When I think of the political activism of prior generations, I picture envelopes. Campaign donations dropped without fanfare into the neighborhood mailbox. Political mailers stuffed by parents and their unwitting children around dinner tables after school. Letters to congressmembers written by hand.

 

This is not to imply that what I view as the Millennial political slacktivism problem has anything to do with our unfamiliarity with snail mail. But it does, perhaps, have to do with our preferred alternative: social media.

 

A March 2015 study put out by PRRI (Public Religion Research Institute), a nonprofit, nonpartisan research institution, may have foreshadowed what was to come in 2016.

 

PRRI surveyed Millennials about what types of political action they had engaged in, and the largest grouping, 37%, responded that they had signed an online petition. The second largest grouping, 28%, had demonstrated their political leanings by liking an issue on Facebook.

 

Smaller percentages took actual action. Of those surveyed, 14% attended a political rally or demonstration, and 12% donated money to political cause or campaign.

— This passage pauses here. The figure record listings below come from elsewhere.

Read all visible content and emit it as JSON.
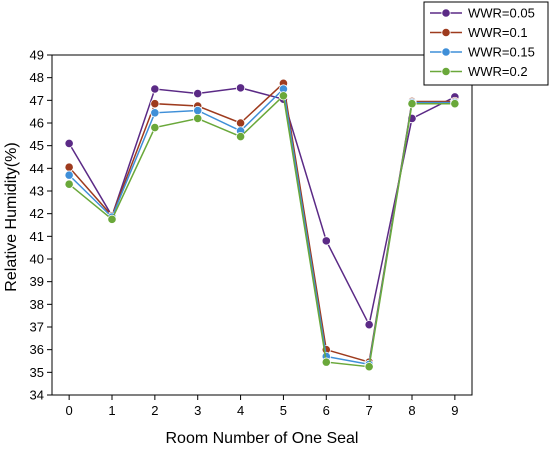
{
  "chart_data": {
    "type": "line",
    "title": "",
    "xlabel": "Room Number of One Seal",
    "ylabel": "Relative Humidity(%)",
    "x": [
      0,
      1,
      2,
      3,
      4,
      5,
      6,
      7,
      8,
      9
    ],
    "xlim": [
      -0.4,
      9.4
    ],
    "ylim": [
      34,
      49
    ],
    "yticks": [
      34,
      35,
      36,
      37,
      38,
      39,
      40,
      41,
      42,
      43,
      44,
      45,
      46,
      47,
      48,
      49
    ],
    "grid": false,
    "legend_position": "top-right",
    "series": [
      {
        "name": "WWR=0.05",
        "color": "#5b2a86",
        "values": [
          45.1,
          41.9,
          47.5,
          47.3,
          47.55,
          47.05,
          40.8,
          37.1,
          46.2,
          47.15
        ]
      },
      {
        "name": "WWR=0.1",
        "color": "#9e3b1e",
        "values": [
          44.05,
          41.9,
          46.85,
          46.75,
          46.0,
          47.75,
          36.0,
          35.45,
          46.95,
          46.95
        ]
      },
      {
        "name": "WWR=0.15",
        "color": "#3f8fd8",
        "values": [
          43.7,
          41.85,
          46.45,
          46.55,
          45.65,
          47.5,
          35.7,
          35.35,
          46.9,
          46.9
        ]
      },
      {
        "name": "WWR=0.2",
        "color": "#6aa83a",
        "values": [
          43.3,
          41.75,
          45.8,
          46.2,
          45.4,
          47.2,
          35.45,
          35.25,
          46.85,
          46.85
        ]
      }
    ]
  }
}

In May 2016, Pew Research published an article on its website titled, “Millennials match Baby Boomers as largest generation in U.S. electorate, but will they vote?”

 

Only half of the Millennial electorate turned out to vote, as I noted in my last column. I guess when you compare that with the fact that only roughly 20% of the Long Beach electorate voted in the last municipal election, you know, half doesn’t seem so bad.

 

. . . But it is. Millennials are the largest age cohort in America. As such, our voices should be heard. But they can’t be heard unless we use them.

 

President Trump lost the Millennial vote by a wide margin – only 37% of Millennials who voted cast ballots for Trump, according to the Brookings Institute.

 

Considering how our generation voted, it doesn’t seem too far-fetched to assume that the views of the 50% of us who did vote mirror those of the Millennials who didn’t. That’s a pretty large sample size, after all.

 

When I think back on this election, I recall a Facebook feed absolutely inundated with posts glorifying Bernie Sanders. He would fix student debt! He’d level the economic playing field! He would all but solve global warming! He’d fix the prescription drug cost crisis! Oh, and have you seen how big his rallies are?!

 

A good friend of mine was one of the Berners. He was absolutely enthralled with the prospect of a Bernie presidency. He preached Bernie wherever he went. He even bought a bumper sticker.

 

But this zillionth-generation American citizen was not registered to vote. And, despite my prodding, he did not register in time for the primaries – or for election night.

 

Bernie didn’t win the Democratic nomination, despite inspiring mass enthusiasm among my age group and drawing massive crowds.

 

Pew’s May 2016 article pessimistically noted, “While the growth in the number of Millennials who are eligible to vote underscores the potential electoral clout of today’s young adults, Millennials remain far from the largest generational bloc of actual voters. It is one thing to be eligible to vote and another entirely to cast a ballot.”

 

The article pointed out that the highest-ever turnout of Millennial voters was in 2008. At the time, only half of the generation turned out to vote.

 

Clearly, we are not improving with age.

 

Expressing yourself on social media until your fingers turn numb does not count as activism. The web is nebulous. You may think your voice is being heard, but it is just being drowned out by all the other people who think the same thing.

 

If you didn’t vote, don’t complain. Learn your lesson. Use your voice.

 

Walk like a duck, or find another pond.